I am noticing a habit that I have, and am interested to hear if anyone else does this.  I live in the future in many ways, both grand and minor.
  • On my way in to work, I am thinking about what I will have for lunch: salad, or something heartier?  at my desk for max productivity, or try to book a friend?
  • About 2pm, I start wondering about dinner...takeout or cook at home?
  • On Thursday, I am thinking about the weekend already.  Usually cataloging the long list for the "weekend chore-a-thon"
  • On Saturday, I am thinking about what is coming up the following week at work, anticipating deadlines, working out carpool schedules in my head
Much of this is a good thing.  This long-range thinking allows me to foresee potential problems and take steps to work around them.  It is what makes me a kick-butt Project Manager.  I can credit this habit of thinking for anything I have ever achieved in my life.

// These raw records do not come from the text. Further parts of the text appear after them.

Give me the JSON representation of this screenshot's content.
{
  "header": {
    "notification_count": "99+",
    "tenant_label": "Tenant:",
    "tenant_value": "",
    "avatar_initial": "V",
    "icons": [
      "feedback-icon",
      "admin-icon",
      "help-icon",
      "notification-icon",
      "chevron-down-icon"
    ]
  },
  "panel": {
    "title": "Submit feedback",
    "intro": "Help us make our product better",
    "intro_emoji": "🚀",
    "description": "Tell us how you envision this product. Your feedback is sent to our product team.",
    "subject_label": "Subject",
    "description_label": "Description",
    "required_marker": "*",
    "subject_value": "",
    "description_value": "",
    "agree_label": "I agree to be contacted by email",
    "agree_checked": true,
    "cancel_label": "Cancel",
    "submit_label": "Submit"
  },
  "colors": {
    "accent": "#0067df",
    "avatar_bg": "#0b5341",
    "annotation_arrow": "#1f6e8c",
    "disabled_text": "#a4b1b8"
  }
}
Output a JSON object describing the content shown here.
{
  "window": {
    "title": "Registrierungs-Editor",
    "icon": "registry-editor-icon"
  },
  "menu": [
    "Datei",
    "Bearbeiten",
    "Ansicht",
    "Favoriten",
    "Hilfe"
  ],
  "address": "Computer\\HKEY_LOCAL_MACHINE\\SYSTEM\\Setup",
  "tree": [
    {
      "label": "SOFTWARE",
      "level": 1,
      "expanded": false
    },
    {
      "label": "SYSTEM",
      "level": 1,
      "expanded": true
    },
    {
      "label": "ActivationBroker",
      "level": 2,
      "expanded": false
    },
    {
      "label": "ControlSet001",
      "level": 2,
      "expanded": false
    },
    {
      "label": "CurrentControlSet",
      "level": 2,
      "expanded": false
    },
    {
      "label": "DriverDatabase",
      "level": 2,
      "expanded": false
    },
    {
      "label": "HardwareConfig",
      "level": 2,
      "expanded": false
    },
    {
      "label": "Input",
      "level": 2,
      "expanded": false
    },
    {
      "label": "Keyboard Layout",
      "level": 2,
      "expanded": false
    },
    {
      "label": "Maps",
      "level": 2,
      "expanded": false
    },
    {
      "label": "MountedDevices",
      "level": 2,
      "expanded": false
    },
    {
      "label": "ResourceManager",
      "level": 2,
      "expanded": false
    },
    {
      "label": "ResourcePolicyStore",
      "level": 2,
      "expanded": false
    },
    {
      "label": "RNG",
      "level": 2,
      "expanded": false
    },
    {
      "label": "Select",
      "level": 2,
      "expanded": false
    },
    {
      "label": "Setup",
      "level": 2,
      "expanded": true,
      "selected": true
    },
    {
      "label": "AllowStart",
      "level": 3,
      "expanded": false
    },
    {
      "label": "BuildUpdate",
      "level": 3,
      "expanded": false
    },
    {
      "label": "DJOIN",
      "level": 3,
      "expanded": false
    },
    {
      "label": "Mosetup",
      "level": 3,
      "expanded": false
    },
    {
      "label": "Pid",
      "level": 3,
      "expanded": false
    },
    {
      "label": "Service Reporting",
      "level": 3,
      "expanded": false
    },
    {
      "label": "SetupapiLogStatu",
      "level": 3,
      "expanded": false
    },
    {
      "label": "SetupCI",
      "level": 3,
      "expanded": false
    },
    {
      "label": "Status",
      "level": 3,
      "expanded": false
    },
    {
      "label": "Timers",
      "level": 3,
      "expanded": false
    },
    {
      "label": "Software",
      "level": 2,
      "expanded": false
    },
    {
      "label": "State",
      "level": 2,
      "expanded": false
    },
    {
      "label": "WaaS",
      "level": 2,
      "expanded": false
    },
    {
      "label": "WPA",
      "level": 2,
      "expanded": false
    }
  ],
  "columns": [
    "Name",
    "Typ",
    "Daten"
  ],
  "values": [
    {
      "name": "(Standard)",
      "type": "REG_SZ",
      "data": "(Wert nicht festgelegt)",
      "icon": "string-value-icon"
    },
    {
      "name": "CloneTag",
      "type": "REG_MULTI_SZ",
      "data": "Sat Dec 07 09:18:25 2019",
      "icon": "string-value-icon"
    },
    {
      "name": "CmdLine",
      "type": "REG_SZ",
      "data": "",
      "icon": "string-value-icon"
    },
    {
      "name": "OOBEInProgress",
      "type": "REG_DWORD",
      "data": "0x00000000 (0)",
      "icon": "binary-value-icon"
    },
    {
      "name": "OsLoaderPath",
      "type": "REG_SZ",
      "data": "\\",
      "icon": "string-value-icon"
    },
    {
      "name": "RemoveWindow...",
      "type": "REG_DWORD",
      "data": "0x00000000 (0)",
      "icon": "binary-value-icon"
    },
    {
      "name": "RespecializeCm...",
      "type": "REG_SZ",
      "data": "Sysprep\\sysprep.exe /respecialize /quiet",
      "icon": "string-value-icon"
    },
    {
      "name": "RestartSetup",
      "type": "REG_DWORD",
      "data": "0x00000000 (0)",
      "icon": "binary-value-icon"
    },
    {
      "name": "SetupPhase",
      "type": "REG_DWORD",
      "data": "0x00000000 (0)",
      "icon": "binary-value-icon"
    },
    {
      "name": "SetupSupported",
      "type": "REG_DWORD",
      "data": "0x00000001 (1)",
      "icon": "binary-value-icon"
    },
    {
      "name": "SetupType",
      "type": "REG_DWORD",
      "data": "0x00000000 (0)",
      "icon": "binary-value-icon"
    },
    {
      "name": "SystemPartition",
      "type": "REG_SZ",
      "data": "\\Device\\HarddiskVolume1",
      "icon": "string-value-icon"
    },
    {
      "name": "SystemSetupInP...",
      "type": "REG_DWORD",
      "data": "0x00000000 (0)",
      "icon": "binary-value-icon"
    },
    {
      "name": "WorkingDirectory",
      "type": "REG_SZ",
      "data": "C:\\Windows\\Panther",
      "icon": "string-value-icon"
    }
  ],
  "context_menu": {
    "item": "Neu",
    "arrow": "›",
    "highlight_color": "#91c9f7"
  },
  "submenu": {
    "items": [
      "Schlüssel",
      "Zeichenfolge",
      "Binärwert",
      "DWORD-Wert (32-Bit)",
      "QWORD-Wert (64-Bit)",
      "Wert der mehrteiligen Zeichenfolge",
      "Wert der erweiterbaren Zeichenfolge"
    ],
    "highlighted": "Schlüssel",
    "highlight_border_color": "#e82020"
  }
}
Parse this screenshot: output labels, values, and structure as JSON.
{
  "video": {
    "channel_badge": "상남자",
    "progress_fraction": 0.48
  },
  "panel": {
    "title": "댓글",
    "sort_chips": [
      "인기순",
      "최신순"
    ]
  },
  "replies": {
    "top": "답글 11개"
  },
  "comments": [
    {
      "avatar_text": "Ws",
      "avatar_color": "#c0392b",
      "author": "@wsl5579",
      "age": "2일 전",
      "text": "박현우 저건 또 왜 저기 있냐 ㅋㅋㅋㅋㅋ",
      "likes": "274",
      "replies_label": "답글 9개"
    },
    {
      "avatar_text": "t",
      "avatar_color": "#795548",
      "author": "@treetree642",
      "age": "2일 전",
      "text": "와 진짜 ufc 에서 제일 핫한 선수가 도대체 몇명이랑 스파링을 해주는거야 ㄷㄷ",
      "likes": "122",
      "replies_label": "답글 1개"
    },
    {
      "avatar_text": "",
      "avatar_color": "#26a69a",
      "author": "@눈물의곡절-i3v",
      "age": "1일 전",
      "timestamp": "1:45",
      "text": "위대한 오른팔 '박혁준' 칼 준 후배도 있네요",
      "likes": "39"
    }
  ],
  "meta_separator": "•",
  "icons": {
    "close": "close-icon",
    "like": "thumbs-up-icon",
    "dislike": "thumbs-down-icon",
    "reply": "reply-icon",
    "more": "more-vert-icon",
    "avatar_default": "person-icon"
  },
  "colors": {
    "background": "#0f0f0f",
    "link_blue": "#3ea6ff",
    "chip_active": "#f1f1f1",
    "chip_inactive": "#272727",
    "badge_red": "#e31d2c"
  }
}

But I recently noticed that it kills some of the joy of being "in the moment".  One Saturday afternoon I was so stressed about the coming week that it felt like Sunday evening.  I had completely skipped over the rest of my Saturday, lost all of Sunday and gone right to Monday morning.

I know someone who is very "in-the-moment".  He could not hold onto a grudge if it had handles.  This frustrated him as a child, when he wanted to stay mad at his parents or his brother, and could not hang onto that feeling. It would just slip away and he would get bored of pouting and life would go on. 

The upside to this is that he is one of the happiest, and nicest, people I know, and very easy to get along with.  The downside is that he is not very organized, and often fails to anticipate things he will need even a mere 5 minutes in the future.  Lots of return trips to get things he has forgotten.

While I shake my head at his lack of planning, I do very much envy his ability to enjoy his life as it happens.  I am trying, daily, to savor the moments of joy that come along--and they are many.  I live a blessed life, with a healthy family, if not quite wealthy, certainly comfortable.  Wise?  Working on it!

1 comment:

  1. My husband hates to discuss anything that might resemble a plan. Most of his projects around home involve many trips to the store because he hates to think beyond the step he is involved in. He refuses to discuss "what ifs" saint that it is a wage of time and energy. I find this all very frustrating. He is not a particularly happy man. He did well in the computer world because he could focus so completely on one fast at a time.

    I live in the now, but think about the future all of the time.